Kombucha Is Now Being Used to Search for Aliens
Scientist are hoping that by attaching kombucha SCOBYs to the side of the International Space Station, they might be able to absorb lunar minerals in space and examine them for potential extraterrestrial life.
Kombucha: What can't it do?
Can it provide you with the smug reassurance that you're rejuvenating your gut bacteria with probiotics? Yeah! Can you drink it at work and pretend that you're drinking beer? Sure, if you like vinegary beer that tastes like fermented fruit. (It has even caused some alcoholics to fall off the wagon.)
Now, it turns out that the slimy, bizarre-looking symbiotic colonies of bacteria and yeast known as SCOBYs—which are used to ferment sweetened black tea into that fizzy pseudo-health-beverage that we've come to know, love, and pay too much money for—may soon be responsible for answering mankind's timeless question of whether we're alone in the universe.
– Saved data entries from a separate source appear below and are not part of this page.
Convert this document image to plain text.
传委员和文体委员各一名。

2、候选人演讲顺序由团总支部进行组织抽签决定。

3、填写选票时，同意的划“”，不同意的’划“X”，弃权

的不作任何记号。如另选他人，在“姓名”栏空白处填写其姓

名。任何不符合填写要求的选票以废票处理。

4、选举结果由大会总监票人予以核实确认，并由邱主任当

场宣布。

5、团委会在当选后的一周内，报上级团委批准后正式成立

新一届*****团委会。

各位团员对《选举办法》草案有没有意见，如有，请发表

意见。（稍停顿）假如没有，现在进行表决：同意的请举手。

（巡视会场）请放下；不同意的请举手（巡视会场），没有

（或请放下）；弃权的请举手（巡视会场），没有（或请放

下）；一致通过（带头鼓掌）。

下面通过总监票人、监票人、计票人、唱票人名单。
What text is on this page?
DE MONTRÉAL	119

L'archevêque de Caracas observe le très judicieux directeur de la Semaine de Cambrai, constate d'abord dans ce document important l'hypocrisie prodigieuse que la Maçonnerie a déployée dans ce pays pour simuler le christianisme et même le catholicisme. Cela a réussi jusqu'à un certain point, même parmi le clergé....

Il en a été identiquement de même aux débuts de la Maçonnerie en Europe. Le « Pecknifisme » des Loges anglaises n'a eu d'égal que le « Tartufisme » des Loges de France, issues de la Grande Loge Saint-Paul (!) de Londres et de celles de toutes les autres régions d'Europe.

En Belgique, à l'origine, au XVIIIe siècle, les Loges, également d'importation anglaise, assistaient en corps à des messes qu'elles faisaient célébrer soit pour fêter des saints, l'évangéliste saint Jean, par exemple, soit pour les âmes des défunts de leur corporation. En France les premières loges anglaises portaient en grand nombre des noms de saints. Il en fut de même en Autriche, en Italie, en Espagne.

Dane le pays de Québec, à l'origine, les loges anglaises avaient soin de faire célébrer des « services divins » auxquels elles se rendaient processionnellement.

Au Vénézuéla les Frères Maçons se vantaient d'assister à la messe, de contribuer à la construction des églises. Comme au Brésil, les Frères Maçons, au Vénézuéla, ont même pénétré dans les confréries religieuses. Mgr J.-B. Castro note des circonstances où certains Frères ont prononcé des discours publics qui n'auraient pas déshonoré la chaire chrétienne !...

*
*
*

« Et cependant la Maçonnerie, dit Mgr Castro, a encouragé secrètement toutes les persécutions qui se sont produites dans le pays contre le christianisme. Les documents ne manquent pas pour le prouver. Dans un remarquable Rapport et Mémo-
In a series of studies conducted by the European Space Agency that could have might as well been the basis for a science fiction-themed Portlandia episode, raw SCOBY slabs are now being strapped to the side of the International Space Station to see how long the organisms can live in the harsh conditions of outer space without the protection of a spacesuit or spacecraft airlock—and in hopes of finding any extraterrestrial bacteria floating around out there.
The idea for this experiment stemmed from studies done on Earth that closely analyzed a SCOBY's slimy film structure, which is made up of billions of microscopic organisms. Scientists basically discovered that the structure was so tough and resilient that it could likely survive the extreme conditions of outer space (unlike human beings, who would pass out within 15 seconds from lack of oxygen and then eventually freeze to death, contrary to popular Hollywood portrayals of bodies violently exploding from lack of pressure).
Scientist hope that by exposing the raw SCOBYs and cruising the universe at a modest speed of 17,500 miles per hour, the bacterial slabs will absorb lunar minerals that experts can later examine for potential extraterrestrial life.
However, studies done with simulated lunar dust can only go so far, so only time will tell if baby alien eggs will hitch a ride back to Earth with the SCOBYs. The samples will return to Earth for analysis next year, but in the meantime, we will just have to watch Independence Day for the 400th time and hope that if we encounter anything up there, it's friendly.